Very tempted by the public betas for iOS, iPadOS, and tvOS this year…
It still baffles me that in both Outlook and Apple Mail there is no built in button to create a task from an email…
This is a fascinating read that presents the idea that calendars should be multi layered.
We tend to think of calendars as 2D grids with mutually exclusive blocks of time, but as this example shows, not all events automatically cancel each other out. Depending on their characteristics, they can be layered on top of each other. This means we manage time in three, not two, dimensions.
Think of a meeting you need to travel to. In your calendar will be an event for the actual meeting, but you need to block off time before and after so that no one else schedules something in that time. So really the unavailable time covers when you start travelling, the meeting itself, and the time travelling back. The total time makes one layer, the meeting is a second layer, and perhaps some tasks you need to accomplish in the meeting are a third layer. It’s a great concept and one I would love to see someone build an app based on it.
Back on Wordpress. It’s been a few years and many attempts to revitalise my blog, but I’ve decided to move back to Wordpress. The ease of posting from any device using apps has trumped everything else. Things will be a bit rough over the next few days and weeks as I get old posts back but stay tuned for more.
This mornings coffee is brought to you by the ends of two different bags… I call it frankenfilter… ☕️
My use of Threads has dropped dramatically this week, it’s become really clear that all I want is them to enable Activity Pub so that I can follow a few friends from Micro.blog or Mastodon.
As much as it pains me to say this. Bard is proving to be better for me than ChatGTP lately and it’s all because of one thing. It looks at the internet.

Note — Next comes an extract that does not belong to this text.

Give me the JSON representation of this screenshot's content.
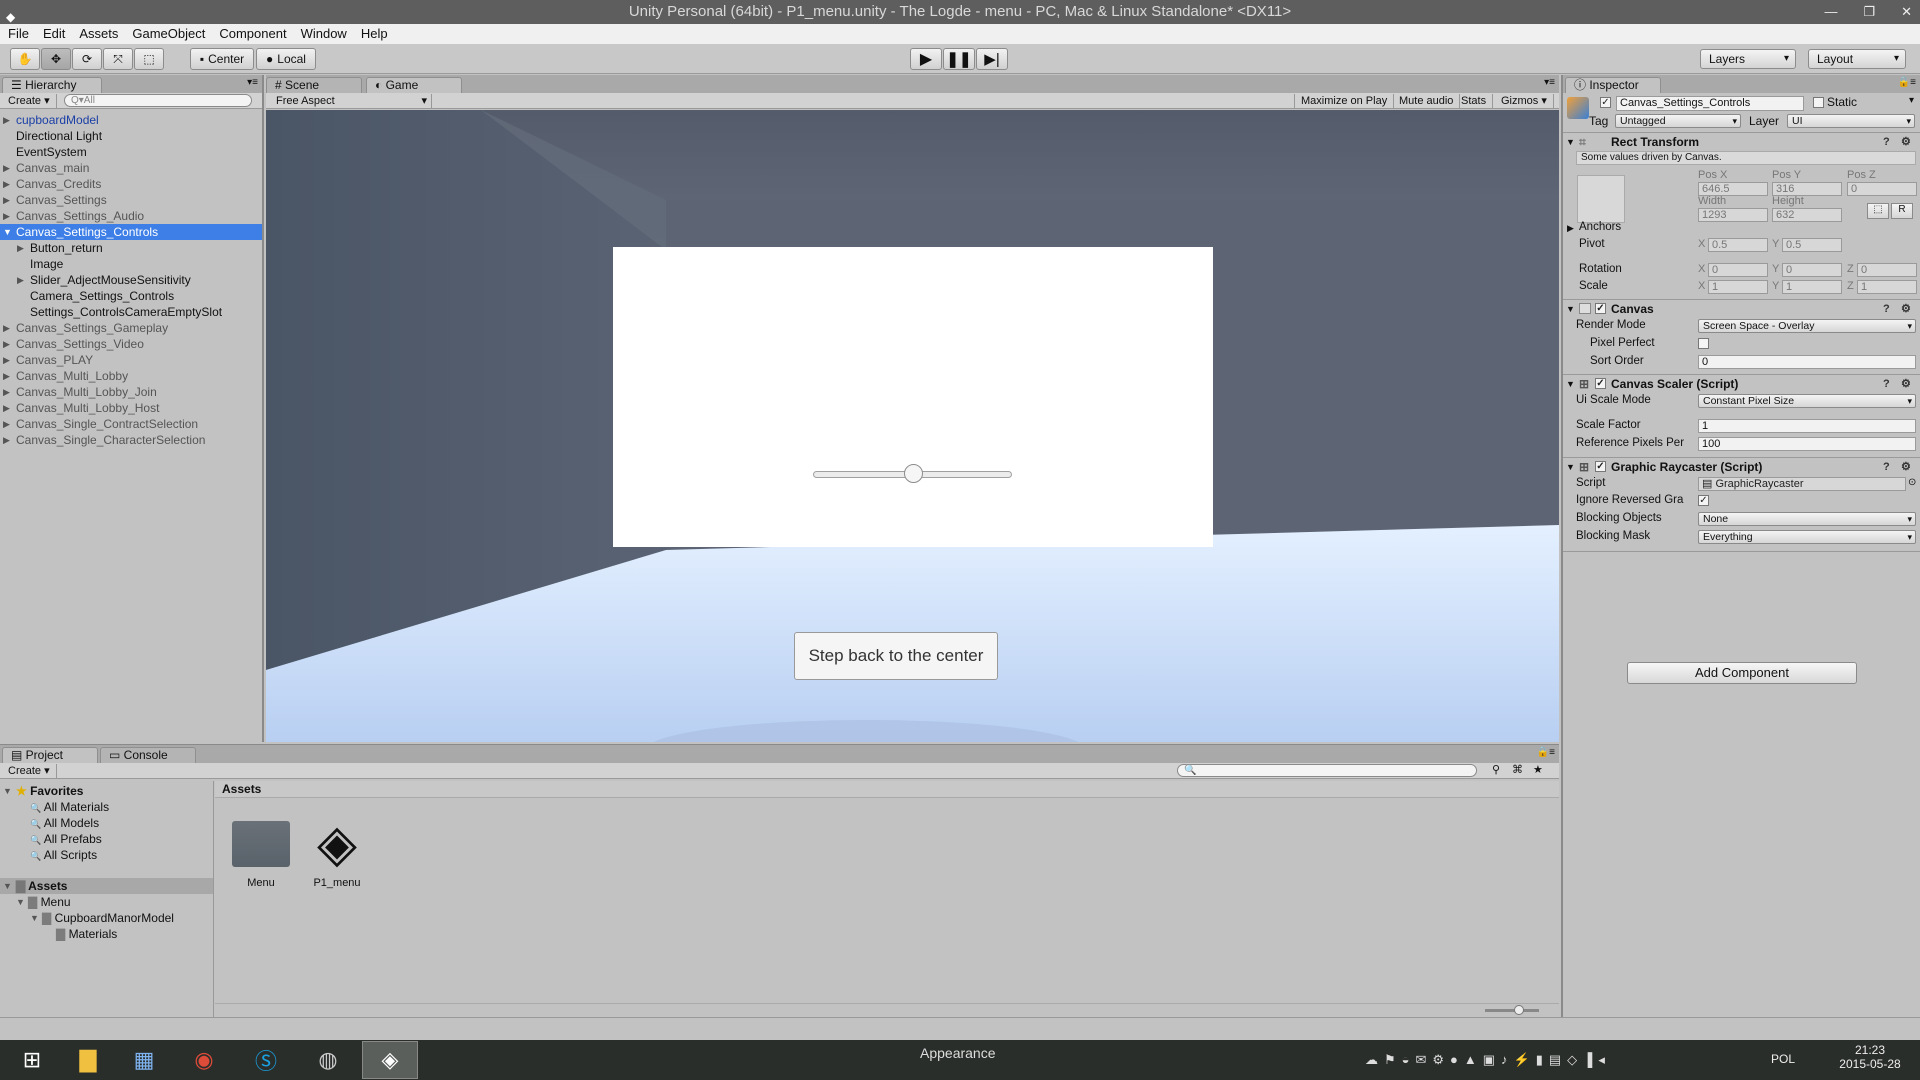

A night of natural wine tasting with these two 🍷
I love seeing behind the scenes look at new logos for things that have been around a while. Really like the new Thunderbird logo.

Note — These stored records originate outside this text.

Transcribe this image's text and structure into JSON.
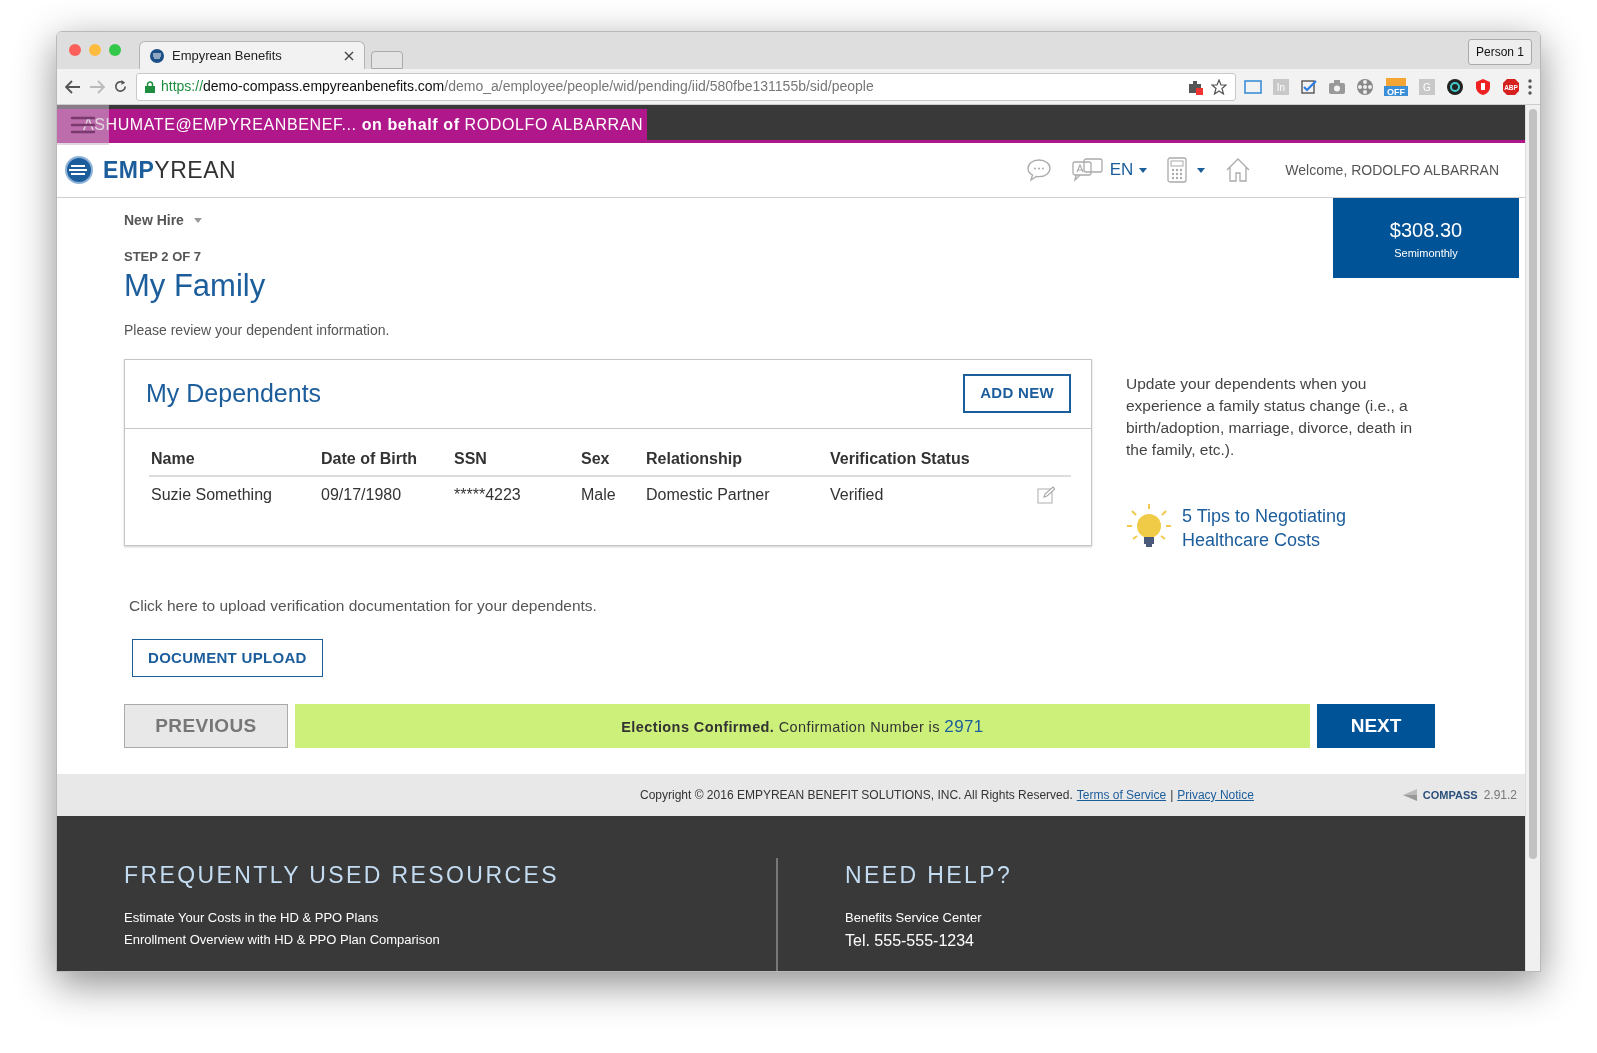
{
  "browser": {
    "tab_title": "Empyrean Benefits",
    "profile": "Person 1",
    "url_scheme": "https://",
    "url_host": "demo-compass.empyreanbenefits.com",
    "url_path": "/demo_a/employee/people/wid/pending/iid/580fbe131155b/sid/people",
    "extensions": [
      {
        "kind": "frame"
      },
      {
        "kind": "tile",
        "label": "In"
      },
      {
        "kind": "check"
      },
      {
        "kind": "camera"
      },
      {
        "kind": "reel"
      },
      {
        "kind": "badge",
        "label": "OFF"
      },
      {
        "kind": "tile",
        "label": "G"
      },
      {
        "kind": "ring"
      },
      {
        "kind": "shield"
      },
      {
        "kind": "stop",
        "label": "ABP"
      }
    ]
  },
  "impersonation": {
    "user": "ASHUMATE@EMPYREANBENEF...",
    "connector": "on behalf of",
    "target": "RODOLFO ALBARRAN"
  },
  "header": {
    "logo": "**EMP**YREAN",
    "language": "EN",
    "welcome": "Welcome, RODOLFO ALBARRAN"
  },
  "cost": {
    "amount": "$308.30",
    "period": "Semimonthly"
  },
  "flow": {
    "name": "New Hire",
    "step": "STEP 2 OF 7"
  },
  "page": {
    "title": "My Family",
    "subtitle": "Please review your dependent information."
  },
  "dependents": {
    "title": "My Dependents",
    "add_button": "ADD NEW",
    "columns": [
      "Name",
      "Date of Birth",
      "SSN",
      "Sex",
      "Relationship",
      "Verification Status"
    ],
    "rows": [
      {
        "cells": [
          "Suzie Something",
          "09/17/1980",
          "*****4223",
          "Male",
          "Domestic Partner",
          "Verified"
        ],
        "editable": true
      }
    ]
  },
  "sidebar": {
    "note": "Update your dependents when you experience a family status change (i.e., a birth/adoption, marriage, divorce, death in the family, etc.).",
    "tip_link": "5 Tips to Negotiating Healthcare Costs"
  },
  "upload": {
    "prompt": "Click here to upload verification documentation for your dependents.",
    "button": "DOCUMENT UPLOAD"
  },
  "navigation": {
    "previous": "PREVIOUS",
    "message": "**Elections Confirmed.** Confirmation Number is",
    "confirmation_number": "2971",
    "next": "NEXT"
  },
  "legal": {
    "copyright": "Copyright © 2016 EMPYREAN BENEFIT SOLUTIONS, INC. All Rights Reserved.",
    "links": [
      "Terms of Service",
      "Privacy Notice"
    ],
    "separator": "|",
    "product": "COMPASS",
    "version": "2.91.2"
  },
  "resources": {
    "title": "FREQUENTLY USED RESOURCES",
    "items": [
      "Estimate Your Costs in the HD & PPO Plans",
      "Enrollment Overview with HD & PPO Plan Comparison"
    ]
  },
  "help": {
    "title": "NEED HELP?",
    "lines": [
      {
        "text": "Benefits Service Center",
        "kind": "label"
      },
      {
        "text": "Tel. 555-555-1234",
        "kind": "phone"
      }
    ]
  }
}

Just saw a a post on Threads from Figma… describe your creative process in three words or less.
My attempt: Steal, splice, iterate.
Maybe I should elaborate?
Steal: Be inspired. Steal ideas from others, but also from your past. At the start, or even in the middle of, a project I tend to ask myself two questions. Have I solved a similar problem in the past and has someone else solved it? If the answer to either of those questions is yes or maybe, then I look at those projects through he lens of the one I’m working on.
Splice: This is where I take what I’ve discovered when looking back at what has been done before and splice in new thoughts and ideas.
Iterate: This is pretty self explanatory, but essentially I spend the rest of the time repeating the process until I come to a point where I have something that is hitting the problem head on and the design is coming to a resolution.
Starting to think I want a smaller bag for than my back pack. Want one that’s comfortable to wear, can fit my iPad Pro 11 inch and a general assortment of “stuff” like inhaler, phone, and keys… any recommendations out there?
Plus these two that are going to a local coffee shop for them to cup.
I’ve got some seriously good coffees in the house at the moment… the red bourbon is especially 😚👌🏻 ☕️
Threads is intriguing but feels like the wild west. Mastodon has the best apps but discovery of people is really hard. Micro.blog is comfortable, like sitting in the lounge of an old pub. The problem is there are people I want to follow on all of the networks but I can’t do it from one app.
In all honesty I would like an app with the polish of Ivory to follow people from, keep up with the timeline in, and post to my own self hosted blog that looks and is structured exactly how I want it to be. I feel like that is a possibility but one that is always slightly out of reach.
Now that Apple has done interactive widgets. I want them to bring back interactive notifications on the Mac.
I hate DNS.
Just discovered this Security Checkliston Brian Lovin’s personal site. What a great resource and way to share knowledge.